Patients in the combination group received oral baricitinib tablets (2 mg twice a day; LillydelCaribe, United States) with NB-UVB light therapy (Shanghai SIGMA Hi-tech). Patients in the control group were administered oral methylprednisolone tablets (0.5 mg/kg per week on two consecutive days; Medrol^®, Pfizer Pharmaceuticals, Localita Marino del Tronto, Italy) combined with NB-UVB therapy.¹⁸

The phototherapy protocols were identical in both groups. NB-UVB was administered three times per week according to the recommendation of the Vitiligo Working Group consensus guidelines.¹⁹ The initial dose of NB-UVB was 200 mJ/cm², with subsequent adjustment increases by 10% to 20%, the maximum dose did not exceed a ceiling of 3000 mJ /cm². During the course of treatment, NB-UVB was paused whenever symptomatic erythema appeared and resumed once the erythema subsided, with the dose adjusted to a tolerable level for patients.

Treatment Assessment

We obtained patient baseline data from clinical records. The severity of vitiligo was assessed using vitiligo area scoring index (VASI) scores calculated by multiplying the depigmentation area in hand units (set at 1% per unit) by the extent of depigmentation within each hand unit-measured patch, the sum of the VASI scores of all regions determined the overall VASI score.²⁰ The improvement of lesions was graded as mild (<25%), moderate (25%–50%), good (51%–75%), or excellent (76%–100%). We defined overall response rates (ORRs) as the total percentage of patients who achieved good and excellent level responses. We conducted efficacy analyses monthly during the 6-month treatment period.

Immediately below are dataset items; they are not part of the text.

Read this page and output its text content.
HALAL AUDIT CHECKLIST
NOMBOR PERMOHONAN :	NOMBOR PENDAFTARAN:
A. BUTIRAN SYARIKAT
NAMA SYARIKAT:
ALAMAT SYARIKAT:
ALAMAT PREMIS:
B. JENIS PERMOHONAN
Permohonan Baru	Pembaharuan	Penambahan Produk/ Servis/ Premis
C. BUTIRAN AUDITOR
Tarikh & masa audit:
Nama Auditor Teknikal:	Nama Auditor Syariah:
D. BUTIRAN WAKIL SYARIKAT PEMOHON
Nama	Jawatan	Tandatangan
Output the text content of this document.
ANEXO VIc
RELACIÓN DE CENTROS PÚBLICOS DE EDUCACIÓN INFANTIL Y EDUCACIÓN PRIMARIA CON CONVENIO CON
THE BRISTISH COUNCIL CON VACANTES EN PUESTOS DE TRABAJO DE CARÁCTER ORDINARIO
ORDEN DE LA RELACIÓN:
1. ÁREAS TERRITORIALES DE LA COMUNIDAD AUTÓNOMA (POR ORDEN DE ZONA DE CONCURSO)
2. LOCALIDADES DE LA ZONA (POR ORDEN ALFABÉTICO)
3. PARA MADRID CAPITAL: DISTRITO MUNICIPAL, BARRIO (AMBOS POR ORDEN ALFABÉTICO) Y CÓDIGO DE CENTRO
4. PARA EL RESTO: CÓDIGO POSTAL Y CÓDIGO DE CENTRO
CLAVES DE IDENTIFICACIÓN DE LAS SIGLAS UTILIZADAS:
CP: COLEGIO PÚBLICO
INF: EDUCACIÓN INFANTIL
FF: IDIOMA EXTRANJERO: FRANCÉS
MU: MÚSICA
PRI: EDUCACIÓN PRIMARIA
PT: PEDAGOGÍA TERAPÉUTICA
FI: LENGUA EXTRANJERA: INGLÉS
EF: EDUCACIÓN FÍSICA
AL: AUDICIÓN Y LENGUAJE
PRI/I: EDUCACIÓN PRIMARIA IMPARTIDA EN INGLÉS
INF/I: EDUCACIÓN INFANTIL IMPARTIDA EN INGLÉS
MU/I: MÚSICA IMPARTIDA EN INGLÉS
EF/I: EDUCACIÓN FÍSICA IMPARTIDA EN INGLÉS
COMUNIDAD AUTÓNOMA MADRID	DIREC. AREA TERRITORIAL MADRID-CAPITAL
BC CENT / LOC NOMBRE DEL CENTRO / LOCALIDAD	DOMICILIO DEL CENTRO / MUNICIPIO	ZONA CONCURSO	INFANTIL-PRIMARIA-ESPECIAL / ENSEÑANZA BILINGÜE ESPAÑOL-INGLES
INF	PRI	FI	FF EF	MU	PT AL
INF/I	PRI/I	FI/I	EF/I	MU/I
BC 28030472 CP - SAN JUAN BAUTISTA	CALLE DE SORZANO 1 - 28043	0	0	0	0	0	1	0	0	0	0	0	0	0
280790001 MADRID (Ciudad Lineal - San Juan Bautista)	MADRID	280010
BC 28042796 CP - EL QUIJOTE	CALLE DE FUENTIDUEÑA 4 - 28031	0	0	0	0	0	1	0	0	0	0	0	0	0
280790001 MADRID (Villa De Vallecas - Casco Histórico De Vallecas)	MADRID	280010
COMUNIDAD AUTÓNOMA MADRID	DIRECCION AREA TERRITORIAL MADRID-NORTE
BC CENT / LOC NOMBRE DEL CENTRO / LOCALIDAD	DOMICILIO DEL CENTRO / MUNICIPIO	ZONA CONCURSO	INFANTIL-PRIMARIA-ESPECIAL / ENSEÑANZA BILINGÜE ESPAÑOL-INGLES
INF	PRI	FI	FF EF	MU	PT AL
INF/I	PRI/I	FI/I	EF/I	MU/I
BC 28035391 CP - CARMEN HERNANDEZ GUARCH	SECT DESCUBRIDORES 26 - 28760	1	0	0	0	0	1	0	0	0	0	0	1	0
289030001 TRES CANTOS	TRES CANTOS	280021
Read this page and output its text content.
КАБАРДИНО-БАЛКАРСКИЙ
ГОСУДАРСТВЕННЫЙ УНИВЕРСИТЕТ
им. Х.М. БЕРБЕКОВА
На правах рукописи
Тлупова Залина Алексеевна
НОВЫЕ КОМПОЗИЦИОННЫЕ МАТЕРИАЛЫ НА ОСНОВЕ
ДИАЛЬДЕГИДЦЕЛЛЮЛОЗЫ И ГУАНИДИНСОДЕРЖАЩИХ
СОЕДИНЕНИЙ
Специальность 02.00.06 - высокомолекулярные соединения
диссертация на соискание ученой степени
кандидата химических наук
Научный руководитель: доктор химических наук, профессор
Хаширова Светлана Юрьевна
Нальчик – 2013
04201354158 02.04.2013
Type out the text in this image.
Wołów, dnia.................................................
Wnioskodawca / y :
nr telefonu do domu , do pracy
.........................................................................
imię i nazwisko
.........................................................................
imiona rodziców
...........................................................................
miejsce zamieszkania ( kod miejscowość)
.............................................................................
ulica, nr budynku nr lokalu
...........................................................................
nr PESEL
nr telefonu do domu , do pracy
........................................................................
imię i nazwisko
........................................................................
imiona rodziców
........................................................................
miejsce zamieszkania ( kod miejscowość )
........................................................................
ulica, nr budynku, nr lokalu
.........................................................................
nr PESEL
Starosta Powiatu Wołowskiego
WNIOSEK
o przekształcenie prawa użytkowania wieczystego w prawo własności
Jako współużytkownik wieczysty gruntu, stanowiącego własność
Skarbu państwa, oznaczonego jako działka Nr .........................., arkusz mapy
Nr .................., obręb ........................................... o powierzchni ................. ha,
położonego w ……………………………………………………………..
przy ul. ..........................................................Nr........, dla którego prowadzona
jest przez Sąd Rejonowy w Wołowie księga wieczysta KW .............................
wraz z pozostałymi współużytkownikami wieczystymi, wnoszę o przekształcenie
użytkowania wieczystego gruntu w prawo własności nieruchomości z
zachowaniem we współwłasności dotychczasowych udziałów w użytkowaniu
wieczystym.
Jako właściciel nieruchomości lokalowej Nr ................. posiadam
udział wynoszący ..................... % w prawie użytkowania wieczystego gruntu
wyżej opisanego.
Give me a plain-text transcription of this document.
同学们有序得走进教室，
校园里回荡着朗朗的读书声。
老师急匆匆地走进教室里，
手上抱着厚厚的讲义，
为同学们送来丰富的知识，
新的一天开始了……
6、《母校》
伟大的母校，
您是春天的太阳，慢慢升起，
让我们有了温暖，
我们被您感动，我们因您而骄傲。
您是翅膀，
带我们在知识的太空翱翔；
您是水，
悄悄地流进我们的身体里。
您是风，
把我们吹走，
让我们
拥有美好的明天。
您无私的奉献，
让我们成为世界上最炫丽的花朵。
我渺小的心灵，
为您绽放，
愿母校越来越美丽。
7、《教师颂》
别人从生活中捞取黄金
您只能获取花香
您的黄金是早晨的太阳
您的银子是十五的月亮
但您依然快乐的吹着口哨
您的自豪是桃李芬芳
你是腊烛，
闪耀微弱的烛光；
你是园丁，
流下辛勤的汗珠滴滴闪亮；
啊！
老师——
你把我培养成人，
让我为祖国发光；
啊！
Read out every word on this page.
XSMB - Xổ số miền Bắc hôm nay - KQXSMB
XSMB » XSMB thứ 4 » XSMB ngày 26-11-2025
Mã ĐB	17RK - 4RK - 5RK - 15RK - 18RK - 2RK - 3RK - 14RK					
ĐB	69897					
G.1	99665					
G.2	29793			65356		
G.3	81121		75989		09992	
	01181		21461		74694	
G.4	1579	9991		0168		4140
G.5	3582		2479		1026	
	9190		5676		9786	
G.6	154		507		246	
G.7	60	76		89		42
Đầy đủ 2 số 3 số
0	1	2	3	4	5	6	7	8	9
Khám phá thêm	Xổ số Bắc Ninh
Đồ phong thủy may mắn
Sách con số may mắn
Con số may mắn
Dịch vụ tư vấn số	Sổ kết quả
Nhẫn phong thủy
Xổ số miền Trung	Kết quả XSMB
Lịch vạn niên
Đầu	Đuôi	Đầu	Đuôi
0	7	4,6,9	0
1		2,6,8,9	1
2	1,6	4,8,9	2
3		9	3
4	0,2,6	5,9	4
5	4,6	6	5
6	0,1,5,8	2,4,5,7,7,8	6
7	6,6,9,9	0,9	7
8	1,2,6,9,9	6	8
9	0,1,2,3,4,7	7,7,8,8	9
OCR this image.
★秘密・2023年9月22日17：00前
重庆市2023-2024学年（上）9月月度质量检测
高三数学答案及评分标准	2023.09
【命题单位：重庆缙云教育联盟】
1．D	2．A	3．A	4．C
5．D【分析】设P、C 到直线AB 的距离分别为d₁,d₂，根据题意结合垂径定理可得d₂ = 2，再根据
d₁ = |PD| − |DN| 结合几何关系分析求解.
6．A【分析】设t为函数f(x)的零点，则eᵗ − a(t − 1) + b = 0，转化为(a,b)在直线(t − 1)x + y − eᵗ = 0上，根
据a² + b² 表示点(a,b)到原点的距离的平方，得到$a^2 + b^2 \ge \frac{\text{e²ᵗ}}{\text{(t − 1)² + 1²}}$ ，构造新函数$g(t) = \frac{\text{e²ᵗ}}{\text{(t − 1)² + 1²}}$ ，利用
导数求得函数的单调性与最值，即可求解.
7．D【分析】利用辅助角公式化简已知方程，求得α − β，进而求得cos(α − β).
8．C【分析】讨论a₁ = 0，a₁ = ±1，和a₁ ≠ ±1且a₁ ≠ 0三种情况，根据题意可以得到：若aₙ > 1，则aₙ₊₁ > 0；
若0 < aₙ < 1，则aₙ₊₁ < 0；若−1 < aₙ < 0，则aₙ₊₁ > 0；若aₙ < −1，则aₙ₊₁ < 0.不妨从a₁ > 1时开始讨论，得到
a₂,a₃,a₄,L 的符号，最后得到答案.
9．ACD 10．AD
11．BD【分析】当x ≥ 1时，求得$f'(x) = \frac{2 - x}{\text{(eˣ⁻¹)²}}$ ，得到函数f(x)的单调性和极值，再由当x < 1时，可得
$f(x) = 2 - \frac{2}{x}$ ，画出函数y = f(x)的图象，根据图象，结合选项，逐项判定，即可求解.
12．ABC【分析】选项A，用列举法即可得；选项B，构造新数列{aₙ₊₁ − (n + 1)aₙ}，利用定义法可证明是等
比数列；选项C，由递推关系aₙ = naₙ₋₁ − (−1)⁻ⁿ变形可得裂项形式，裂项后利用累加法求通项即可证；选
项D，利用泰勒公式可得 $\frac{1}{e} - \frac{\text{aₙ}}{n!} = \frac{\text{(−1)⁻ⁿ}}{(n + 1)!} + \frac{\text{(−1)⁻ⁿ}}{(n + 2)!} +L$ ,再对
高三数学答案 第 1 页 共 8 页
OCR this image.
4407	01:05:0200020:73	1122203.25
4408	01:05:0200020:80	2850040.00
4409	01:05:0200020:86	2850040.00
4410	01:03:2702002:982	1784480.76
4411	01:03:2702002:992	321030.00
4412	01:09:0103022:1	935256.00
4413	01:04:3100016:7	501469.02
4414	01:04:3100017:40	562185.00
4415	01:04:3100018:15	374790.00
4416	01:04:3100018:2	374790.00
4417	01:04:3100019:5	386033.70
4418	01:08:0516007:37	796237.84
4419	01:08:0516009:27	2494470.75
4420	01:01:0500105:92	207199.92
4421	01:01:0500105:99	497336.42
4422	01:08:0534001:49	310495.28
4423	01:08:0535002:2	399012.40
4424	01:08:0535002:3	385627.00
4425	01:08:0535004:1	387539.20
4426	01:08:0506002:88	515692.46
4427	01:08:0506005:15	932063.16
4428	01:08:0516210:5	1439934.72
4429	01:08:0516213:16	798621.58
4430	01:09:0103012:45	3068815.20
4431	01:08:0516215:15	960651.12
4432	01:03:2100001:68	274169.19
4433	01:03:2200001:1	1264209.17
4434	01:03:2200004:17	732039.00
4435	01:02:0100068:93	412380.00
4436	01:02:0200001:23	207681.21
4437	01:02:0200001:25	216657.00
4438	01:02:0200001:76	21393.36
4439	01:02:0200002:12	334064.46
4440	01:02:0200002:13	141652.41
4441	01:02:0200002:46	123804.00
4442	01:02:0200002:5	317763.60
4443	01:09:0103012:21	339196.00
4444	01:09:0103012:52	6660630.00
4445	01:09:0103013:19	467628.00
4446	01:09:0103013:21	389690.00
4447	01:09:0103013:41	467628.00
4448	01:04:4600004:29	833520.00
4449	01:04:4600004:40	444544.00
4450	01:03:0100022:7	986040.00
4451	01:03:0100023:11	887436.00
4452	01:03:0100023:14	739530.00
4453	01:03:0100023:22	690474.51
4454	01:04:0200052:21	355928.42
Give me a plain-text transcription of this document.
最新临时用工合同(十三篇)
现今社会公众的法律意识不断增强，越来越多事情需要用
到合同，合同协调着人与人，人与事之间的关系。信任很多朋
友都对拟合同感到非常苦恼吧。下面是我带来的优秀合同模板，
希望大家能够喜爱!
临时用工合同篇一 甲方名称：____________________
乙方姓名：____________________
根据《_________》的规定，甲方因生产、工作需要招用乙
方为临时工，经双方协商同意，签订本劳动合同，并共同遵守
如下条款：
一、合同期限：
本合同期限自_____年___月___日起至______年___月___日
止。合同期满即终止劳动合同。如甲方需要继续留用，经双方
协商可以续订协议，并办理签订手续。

Laboratory testing included complete blood counts, serum levels of IFN-γ and CXCL10, liver and kidney function tests, blood glucose and lipid measurements were taken prior to initiating treatments and during each follow-up. Adverse events (AEs) were reported by patients throughout the treatment.

Statistical Analysis

Data analysis was performed using IBM SPSS software version 26 (SPSS Inc, Chicago, IL, USA). Graphs were made using GraphPad Prism 9.5 (GraphPad Software, San Diego, CA). According to the characteristics of research samples, classified variables are expressed as quantity and percentage, and numerical variables are expressed as mean ± standard deviation. The chi-square test was used for qualitative variables. Mann–Whitney U-test was used for quantitative variables. Spearman correlation is used to test the correlation between the degree of improvement and the baseline data. We considered P values lower than 0.05 as representing statistically significant differences.

Results

Table 1 shows the baseline characteristics of the patients in the two groups. All patients had active NSV with skin types III–IV, the mean ages were 25.23 years (SD 7.95, ranging from 18 to 59 years) in the combination group and 26.78 years (SD 9.01, 18 to 61 years) in the control group. The mean disease durations were 2.94 years (SD 3.55, 0.1 to 15 years) in the combination group and 2.58 years (SD 3.08, 0.2 to 12 years) in the control group. The baseline data on gender, age, disease durations, skin types, and VASI scores were no significant differences between the two groups.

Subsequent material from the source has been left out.